The Trump election and Farage’s victory in the Brexit vote and a few other western political occurrences seem to argue for a rise in right-wing populism. Austria managed not to elect a fascist leader president a few weeks ago in a runoff election and the victory of a gent to the left was hailed as a triumph of sanity. Yeah, but the fascist still got 47% of the vote. And now that same fascist, Heinz-Christian Strache, is in talks with Trump’s new national security adviser. In the last couple weeks Geert Wilders, the bleach blond leader of the Dutch fascists (Partij Voor Vrijheid – the party for freedom, whatever that means) has been seeing a rise in his prospects. Elections for the Dutch lower house (tweede kamer) occur next year. I need to do some research, but I think that the current PM is not running again.
And, in the category of fascist power grabs, we have that craziness in North Carolina. Republican governor loses race, so Republican legislature passes a bunch of laws stripping the new governor of most of the governor’s power, just in time for the outgoing guy to sign them.

bob_dylan

So after the announcement that Bob Dylan had been awarded the Nobel Prize for literature, I decided to listen to his entire studio catalogue. 37 albums. I made it most of the way through. His last album is not on Spotify (Nederland) yet, but here are the pithy comments I posted to the Music Obscurica group of my progress. And links to (usually) related videos.

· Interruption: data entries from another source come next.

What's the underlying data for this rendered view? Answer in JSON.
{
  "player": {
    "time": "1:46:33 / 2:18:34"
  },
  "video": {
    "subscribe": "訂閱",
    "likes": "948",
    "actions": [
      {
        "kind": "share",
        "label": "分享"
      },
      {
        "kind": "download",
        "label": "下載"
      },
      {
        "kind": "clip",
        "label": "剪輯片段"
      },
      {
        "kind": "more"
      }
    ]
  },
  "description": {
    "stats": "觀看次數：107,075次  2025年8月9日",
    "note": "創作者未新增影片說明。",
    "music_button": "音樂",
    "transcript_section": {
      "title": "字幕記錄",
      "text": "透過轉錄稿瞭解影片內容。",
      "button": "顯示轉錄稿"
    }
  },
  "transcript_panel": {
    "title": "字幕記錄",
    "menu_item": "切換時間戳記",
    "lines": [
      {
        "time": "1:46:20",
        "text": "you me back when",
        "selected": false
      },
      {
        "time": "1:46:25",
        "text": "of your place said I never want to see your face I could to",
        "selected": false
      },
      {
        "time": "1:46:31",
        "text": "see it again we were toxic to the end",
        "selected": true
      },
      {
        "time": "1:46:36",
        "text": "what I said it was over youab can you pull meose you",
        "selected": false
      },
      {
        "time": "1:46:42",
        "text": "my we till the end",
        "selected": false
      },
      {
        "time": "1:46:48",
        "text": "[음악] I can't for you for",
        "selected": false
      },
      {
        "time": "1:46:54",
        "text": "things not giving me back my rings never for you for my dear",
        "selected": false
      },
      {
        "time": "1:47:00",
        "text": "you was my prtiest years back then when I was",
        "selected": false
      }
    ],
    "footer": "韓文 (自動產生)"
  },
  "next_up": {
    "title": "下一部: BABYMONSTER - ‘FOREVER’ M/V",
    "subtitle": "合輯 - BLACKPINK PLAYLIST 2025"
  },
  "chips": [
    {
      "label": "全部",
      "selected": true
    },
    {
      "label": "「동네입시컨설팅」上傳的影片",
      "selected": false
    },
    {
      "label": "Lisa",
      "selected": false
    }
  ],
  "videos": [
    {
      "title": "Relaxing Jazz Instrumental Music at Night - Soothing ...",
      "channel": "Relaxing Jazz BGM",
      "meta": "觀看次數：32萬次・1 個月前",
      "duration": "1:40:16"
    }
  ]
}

1. Usually I try to read something, a poem or a short story at least, but each new recipient of the Nobel in literature. My new goal is to listen to one Dylan album per day for the next few weeks. I listened this morning to Dylan’s first album for the first time. I love lots of Dylan, but was never a completist, and knew most of the songs only from other people’s versions. Back in ’91 or so (follow me here), I saw Diamanda Galas on her solo piano tour. Her intro to this song made mention of the original and to Dylan’s ‘awful’ version of it, and that she was there to reclaim it. I quite like her version, but that night was my introduction to…

Blind Lemon Jefferson: See That My Grave Is Kept Clean: https://www.youtube.com/watch?v=pX3mxjtpyBc

2. Trying to listen to Bob Dylan’s discography. I know there’s brilliance in the lyrics, but Another Side of Bob Dylan is nearly unlistenable. I listen to some difficult music – I crank up Swans’ Public Castration Is A Good Idea for pleasure, but wow, there’s a hole in the bucket Dylan’s carrying his tunes in. [NB: I apparently didn’t post consistently for the first few]

3. A Dylan A Day #(Buick) 6:

This might be the first in his discography that I actually like. This is partly true because it’s the album of his I probably know best. Have owned more than one copy. These weren’t songs written for someone else to improve/do correctly. These were done well in the first place. The presence of other musicians meant that Dylan actually had to sing in key. And yeah, it’s all good stuff/no filler.